Anda di halaman 1dari 2

CALL ME INTROVERT

Namaku Thalia Angelika. Biasa dipanggil Lia. Aku seorang pelajar yang sedang
menempuh pendidikan di SMAN 25 BATAM. Sudah 2 tahun lebih (hampir 3 tahun), aku
menimbah ilmu di tempat ini. Aku tidak terlalu mendapat pengalaman yang berarti selama 2
tahun ini, karena di tahun sebelumnya pembelajaran berlangsung secara online disebabkan
oleh pandemic. Selama pembelajaran secara online, aku tidak menemukan teman yang cocok
untuk berbagi cerita. Alasan lainnya, karena aku seorang introvert.

Saat pembelajaran offline diadakan untuk pertama kalinya, kami diminta untuk
memperkenalkan diri di depan kelas. Saat tiba giliranku, aku merasa sedikit gugup. Namun
kegugupanku perlahan menghilang bersamaan dengan kalimat terakhirku dalam perkenalan
diri. Aku pun melewati hari pertama pembelajaran tatap muka ini dengan rasa bosan.

Hari berlalu dengan begitu cepat, sekolah pun melakukan vaksinasi untuk mencegah
penyebaran Covid-19. Aku pun mendatangi lokasi vaksinasi yang dilaksanakan. Sesampainya
di sana, aku kebingungan dan tidak tahu harus bertanya dengan siapa, ditambah lagi dengan
banyaknya kerumunan membuatku pusing. Namun keberuntungan sedang berpihak
kepadaku. Aku berjumpa dengan teman sekelasku, ia adalah Dona. Dia baru saja selesai
vaksinasi dan akan segera pulang. Aku pun bertanya dimana tempat vaksinasi untuk sekolah
kita, lalu ia menjawab langsung masuk saja ke dalam, nanti akan diarahkan oleh panitia di
dalam sana. Selepasnya, aku mengucapkan terimakasih dan langsung bergegas ke dalam.

Gugup dan takut. Itu yang sedang kurasakan. Aku punya pengalaman buruk soal
suntikan. Ketika masih di jenjang SD dan SMP, aku selalu merasa lemas dan pusing setelah
disuntik. Hal ini cukup membuatku trauma. Namun kali ini rasanya berbeda. Aku tidak
merasa lemas ataupun pusing seperti yang sudah kuduga-duga sebelumnya, hanya sedikit rasa
nyeri di bahu kiri.

Pada vaksinasi kedua, aku kembali dipertemukan dengan Dona. Kali ini kami duduk
bersama. Seperti biasa, aku tidak memulai banyak percakapan dengannya. Kami hanya
berbicara tentang dia yang mengira aku adalah teman SD-nya, selebihnya kami hanya
tenggelam dalam pikiran masing-masing. Kegiatan vaksinasi berjalan dengan lancar. Namun
ketika pulang, aku tidak bertemu lagi dengannya, kami sudah terpisah sejak antrean masuk
untuk penyuntikan.

Hari-hari kembali berlalu, aku dan Dona dipersatukan dalam kelompok menari. Sejak
itu, kami mulai akrab, ditambah lagi dengan banyaknya kesamaan seperti menyukai
boygroup asal Korea Selatan, BTS dan lain-lain. Awalnya kukira ia memiliki sifat dingin,
dikarenakan mata tajamnya yang sering mengintimidasi. Namun ternyata itu berbanding
terbalik dengan sifat aslinya. Ia ramah dan lucu. Kami sangat sefrekuensi.
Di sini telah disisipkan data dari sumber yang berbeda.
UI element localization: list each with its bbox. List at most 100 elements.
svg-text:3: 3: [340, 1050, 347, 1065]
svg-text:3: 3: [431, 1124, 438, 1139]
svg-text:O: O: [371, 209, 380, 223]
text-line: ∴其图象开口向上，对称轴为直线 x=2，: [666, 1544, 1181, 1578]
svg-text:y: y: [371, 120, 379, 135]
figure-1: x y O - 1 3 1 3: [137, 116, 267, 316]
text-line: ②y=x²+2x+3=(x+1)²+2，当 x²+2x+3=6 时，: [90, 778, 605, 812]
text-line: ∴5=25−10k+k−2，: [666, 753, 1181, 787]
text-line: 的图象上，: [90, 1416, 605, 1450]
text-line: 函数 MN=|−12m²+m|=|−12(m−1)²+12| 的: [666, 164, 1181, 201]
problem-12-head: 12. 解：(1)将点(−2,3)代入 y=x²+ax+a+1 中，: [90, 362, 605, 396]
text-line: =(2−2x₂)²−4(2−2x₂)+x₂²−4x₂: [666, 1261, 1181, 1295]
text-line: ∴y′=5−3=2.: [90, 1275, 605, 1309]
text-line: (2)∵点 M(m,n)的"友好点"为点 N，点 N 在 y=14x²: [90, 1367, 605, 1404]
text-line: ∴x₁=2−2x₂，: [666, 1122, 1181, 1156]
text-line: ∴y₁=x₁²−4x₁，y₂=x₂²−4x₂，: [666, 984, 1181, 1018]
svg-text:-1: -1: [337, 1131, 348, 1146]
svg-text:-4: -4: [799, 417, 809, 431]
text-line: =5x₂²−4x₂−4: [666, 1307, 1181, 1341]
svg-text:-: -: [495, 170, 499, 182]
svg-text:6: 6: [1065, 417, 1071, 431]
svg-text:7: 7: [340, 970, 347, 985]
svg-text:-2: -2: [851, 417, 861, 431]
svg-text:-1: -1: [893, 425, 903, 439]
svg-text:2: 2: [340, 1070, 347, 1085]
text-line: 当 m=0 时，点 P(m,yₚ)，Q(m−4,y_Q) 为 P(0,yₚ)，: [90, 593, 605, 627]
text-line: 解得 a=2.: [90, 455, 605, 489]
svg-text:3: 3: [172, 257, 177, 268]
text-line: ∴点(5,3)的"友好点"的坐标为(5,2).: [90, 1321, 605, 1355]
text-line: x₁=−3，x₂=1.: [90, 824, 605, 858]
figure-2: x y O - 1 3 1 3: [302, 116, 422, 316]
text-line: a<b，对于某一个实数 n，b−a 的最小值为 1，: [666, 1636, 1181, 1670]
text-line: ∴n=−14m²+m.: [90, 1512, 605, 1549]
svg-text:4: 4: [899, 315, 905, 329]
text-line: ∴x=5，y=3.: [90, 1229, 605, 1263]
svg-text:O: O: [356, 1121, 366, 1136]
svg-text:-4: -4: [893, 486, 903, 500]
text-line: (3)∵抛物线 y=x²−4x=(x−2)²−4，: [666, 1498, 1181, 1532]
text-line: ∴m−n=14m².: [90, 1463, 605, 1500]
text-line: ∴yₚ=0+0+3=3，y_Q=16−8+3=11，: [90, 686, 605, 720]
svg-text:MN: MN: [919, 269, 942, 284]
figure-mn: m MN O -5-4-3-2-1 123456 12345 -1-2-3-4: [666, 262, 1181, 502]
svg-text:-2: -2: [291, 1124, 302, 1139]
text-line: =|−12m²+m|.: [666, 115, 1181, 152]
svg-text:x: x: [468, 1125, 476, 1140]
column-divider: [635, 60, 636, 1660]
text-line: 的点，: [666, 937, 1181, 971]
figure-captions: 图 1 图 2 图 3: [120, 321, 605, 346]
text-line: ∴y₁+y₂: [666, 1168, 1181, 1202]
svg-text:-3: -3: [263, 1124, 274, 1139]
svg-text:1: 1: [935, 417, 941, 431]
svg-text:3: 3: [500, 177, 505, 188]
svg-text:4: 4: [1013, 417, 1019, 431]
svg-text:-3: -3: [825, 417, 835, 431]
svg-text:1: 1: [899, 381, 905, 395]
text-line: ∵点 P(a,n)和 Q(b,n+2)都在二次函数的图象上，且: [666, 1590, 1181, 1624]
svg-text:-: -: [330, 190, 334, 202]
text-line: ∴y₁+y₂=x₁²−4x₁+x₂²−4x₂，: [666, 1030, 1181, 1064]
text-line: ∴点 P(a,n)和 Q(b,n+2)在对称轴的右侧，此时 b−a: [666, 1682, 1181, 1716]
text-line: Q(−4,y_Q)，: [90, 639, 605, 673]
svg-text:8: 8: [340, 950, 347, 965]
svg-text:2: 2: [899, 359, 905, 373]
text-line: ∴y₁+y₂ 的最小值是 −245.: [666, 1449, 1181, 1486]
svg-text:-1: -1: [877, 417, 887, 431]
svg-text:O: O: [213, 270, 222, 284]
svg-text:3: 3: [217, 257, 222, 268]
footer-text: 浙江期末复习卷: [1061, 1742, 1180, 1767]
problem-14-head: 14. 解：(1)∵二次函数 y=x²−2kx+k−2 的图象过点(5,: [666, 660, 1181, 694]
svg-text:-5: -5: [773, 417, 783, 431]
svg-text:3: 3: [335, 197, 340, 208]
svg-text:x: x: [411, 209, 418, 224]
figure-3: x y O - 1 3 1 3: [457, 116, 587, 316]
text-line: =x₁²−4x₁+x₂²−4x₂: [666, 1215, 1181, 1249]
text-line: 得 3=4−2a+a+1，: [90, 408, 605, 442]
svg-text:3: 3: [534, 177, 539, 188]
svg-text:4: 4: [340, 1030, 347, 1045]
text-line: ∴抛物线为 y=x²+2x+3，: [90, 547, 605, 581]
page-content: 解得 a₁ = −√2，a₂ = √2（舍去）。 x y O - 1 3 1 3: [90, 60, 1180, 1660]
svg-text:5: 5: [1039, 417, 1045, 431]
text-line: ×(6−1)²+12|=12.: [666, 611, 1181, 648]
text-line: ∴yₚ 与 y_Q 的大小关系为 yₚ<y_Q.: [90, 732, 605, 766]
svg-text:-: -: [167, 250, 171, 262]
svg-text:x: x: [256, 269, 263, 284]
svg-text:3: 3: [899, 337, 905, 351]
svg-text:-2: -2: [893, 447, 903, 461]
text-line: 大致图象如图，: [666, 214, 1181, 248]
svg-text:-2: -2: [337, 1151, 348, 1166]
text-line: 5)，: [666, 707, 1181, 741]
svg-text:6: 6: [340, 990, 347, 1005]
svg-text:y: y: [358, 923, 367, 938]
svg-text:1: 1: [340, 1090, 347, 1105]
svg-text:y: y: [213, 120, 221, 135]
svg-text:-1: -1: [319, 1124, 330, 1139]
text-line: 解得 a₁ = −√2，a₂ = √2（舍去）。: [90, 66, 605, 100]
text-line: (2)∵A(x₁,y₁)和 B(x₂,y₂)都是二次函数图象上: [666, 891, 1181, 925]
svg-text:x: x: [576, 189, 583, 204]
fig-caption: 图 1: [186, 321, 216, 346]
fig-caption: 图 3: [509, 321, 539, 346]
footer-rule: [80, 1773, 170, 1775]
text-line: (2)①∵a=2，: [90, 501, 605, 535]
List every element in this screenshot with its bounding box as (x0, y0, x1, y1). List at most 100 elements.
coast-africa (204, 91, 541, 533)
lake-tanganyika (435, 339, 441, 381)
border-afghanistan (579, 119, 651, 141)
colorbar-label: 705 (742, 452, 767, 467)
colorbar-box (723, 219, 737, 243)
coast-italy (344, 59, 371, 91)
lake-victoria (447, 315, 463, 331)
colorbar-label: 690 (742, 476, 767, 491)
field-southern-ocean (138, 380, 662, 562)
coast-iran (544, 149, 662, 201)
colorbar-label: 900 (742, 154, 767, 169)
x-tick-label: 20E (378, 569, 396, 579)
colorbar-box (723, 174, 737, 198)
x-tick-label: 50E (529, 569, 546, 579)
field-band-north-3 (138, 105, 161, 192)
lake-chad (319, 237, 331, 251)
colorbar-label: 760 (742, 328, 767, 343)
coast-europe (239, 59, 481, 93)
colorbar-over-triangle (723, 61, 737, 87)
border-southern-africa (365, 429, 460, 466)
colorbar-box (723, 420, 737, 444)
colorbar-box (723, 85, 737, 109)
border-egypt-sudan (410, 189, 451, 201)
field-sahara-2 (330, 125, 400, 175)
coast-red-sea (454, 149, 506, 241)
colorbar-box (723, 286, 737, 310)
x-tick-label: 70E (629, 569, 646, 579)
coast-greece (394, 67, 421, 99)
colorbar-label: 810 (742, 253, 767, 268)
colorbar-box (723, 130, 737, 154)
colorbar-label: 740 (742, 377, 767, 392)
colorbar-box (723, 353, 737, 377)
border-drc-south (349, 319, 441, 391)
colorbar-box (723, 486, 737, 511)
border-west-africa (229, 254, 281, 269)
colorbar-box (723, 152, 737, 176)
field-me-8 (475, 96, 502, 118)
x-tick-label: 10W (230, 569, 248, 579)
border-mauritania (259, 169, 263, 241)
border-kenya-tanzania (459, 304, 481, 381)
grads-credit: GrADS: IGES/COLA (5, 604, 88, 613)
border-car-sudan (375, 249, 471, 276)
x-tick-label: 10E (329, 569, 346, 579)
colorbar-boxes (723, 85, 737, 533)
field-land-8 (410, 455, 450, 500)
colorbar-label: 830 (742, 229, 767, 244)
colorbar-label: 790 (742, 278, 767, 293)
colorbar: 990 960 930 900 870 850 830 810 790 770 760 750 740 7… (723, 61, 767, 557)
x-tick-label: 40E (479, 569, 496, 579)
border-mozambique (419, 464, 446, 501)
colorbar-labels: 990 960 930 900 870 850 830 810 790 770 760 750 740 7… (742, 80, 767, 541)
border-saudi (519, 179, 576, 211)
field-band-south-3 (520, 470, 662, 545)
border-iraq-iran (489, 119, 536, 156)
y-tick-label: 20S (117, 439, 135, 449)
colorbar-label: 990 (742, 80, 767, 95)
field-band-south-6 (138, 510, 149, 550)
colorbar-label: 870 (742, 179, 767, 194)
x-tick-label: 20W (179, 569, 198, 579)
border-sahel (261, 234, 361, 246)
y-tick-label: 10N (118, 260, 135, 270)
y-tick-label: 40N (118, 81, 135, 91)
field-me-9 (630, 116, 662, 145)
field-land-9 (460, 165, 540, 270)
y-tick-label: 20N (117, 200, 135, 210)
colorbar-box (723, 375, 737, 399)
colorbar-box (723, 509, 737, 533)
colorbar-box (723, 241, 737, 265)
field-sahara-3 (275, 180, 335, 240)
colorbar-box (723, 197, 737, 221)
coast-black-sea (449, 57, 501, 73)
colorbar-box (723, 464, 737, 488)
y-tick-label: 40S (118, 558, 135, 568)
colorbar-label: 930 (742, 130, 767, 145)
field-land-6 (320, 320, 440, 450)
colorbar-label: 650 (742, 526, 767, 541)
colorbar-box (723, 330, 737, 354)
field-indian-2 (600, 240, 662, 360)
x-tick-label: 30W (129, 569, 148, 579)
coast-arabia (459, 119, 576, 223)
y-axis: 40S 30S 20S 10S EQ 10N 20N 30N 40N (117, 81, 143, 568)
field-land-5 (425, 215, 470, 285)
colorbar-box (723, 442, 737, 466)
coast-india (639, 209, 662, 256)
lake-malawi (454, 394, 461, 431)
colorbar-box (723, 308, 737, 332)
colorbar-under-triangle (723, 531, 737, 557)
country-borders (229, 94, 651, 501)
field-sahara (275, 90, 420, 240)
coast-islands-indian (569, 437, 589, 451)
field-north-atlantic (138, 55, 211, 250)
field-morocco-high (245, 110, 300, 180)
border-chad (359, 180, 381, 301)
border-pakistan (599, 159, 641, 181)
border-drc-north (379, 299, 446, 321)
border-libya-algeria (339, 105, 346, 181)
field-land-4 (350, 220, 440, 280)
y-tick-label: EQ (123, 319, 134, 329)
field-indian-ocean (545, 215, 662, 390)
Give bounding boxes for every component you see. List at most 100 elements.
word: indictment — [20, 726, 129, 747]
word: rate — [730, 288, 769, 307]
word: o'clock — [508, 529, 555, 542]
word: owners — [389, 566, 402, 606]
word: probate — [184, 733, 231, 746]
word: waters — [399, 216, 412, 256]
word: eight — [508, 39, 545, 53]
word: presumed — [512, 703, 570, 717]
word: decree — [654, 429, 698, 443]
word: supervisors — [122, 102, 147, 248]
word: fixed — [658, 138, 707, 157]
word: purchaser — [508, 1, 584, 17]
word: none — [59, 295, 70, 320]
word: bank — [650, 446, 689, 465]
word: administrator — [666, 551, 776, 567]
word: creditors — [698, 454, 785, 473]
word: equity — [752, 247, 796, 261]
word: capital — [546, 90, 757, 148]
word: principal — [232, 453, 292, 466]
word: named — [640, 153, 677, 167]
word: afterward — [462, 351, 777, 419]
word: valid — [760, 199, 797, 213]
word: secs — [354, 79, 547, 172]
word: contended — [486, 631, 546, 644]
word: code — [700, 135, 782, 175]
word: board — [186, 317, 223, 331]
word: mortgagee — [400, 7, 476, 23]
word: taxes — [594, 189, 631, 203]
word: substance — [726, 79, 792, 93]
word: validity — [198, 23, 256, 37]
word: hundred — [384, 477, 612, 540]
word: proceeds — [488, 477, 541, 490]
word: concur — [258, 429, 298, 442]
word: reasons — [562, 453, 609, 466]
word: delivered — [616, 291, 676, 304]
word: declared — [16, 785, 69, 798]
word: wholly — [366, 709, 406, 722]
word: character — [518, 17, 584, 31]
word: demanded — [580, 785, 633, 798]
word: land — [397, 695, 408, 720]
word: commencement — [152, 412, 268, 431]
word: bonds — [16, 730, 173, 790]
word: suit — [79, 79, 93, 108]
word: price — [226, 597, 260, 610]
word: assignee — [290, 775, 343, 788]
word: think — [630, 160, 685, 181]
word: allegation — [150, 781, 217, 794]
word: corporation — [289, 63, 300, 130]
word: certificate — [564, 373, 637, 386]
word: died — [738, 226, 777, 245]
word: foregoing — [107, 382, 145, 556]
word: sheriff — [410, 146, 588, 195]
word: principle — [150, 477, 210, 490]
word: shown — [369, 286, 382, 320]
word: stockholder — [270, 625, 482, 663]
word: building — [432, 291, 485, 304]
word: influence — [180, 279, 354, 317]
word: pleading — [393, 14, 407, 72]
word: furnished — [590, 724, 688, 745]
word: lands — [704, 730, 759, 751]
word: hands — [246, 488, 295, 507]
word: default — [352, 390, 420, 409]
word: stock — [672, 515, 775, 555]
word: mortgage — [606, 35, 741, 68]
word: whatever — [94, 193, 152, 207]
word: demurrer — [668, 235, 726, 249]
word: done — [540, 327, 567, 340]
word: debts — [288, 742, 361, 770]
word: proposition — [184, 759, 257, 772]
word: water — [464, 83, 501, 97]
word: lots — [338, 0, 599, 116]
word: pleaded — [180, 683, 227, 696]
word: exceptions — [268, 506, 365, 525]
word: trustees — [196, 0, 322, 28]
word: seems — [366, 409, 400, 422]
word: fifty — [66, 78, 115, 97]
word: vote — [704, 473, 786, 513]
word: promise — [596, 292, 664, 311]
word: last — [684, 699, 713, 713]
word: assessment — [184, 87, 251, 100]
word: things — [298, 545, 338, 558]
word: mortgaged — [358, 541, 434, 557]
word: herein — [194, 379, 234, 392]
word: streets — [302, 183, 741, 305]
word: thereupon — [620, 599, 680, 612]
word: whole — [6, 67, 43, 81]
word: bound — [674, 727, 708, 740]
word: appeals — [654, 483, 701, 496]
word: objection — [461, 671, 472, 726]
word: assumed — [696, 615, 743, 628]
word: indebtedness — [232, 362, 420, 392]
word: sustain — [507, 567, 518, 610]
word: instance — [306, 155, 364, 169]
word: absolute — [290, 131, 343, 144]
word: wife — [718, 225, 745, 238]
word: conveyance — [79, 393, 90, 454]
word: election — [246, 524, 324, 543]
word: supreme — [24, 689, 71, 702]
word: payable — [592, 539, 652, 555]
Ketika menduduki bangku kelas XII, hubungan kami semakin erat bagaikan tali
pancingan yang elastis namun sangat kuat. Kami banyak bercerita tentang satu sama lain,
dimulai dari kehidupan pribadi, keluarga, sekolah atau pendidikan, bahkan sampai informasi-
informasi terbaru dari BIAS (Being Inspired and Addicted to Someone) atau anggota dari
grup idol K-Pop yang difavoritkan kami. Kami juga sering bermimpi tentang bagaimana
rasanya bertemu dengan mereka secara langsung, meminta tanda tangan mereka, dan menjadi
teman atau sahabat mereka suatu hari nanti jika berkunjung atau menetap di Korea Selatan.

Dona mengubahku menjadi pribadi yang lebih terbuka. Aku sangat bersyukur
memiliki sahabat sepertinya. Meskipun berbeda agama, namun kami saling mengasihi. Ada
banyak kenangan indah yang sudah kami lewati dan tak ingin terlupakan. Aku berharap
hubungan persahabatan kami terus berlanjut sampai selamanya.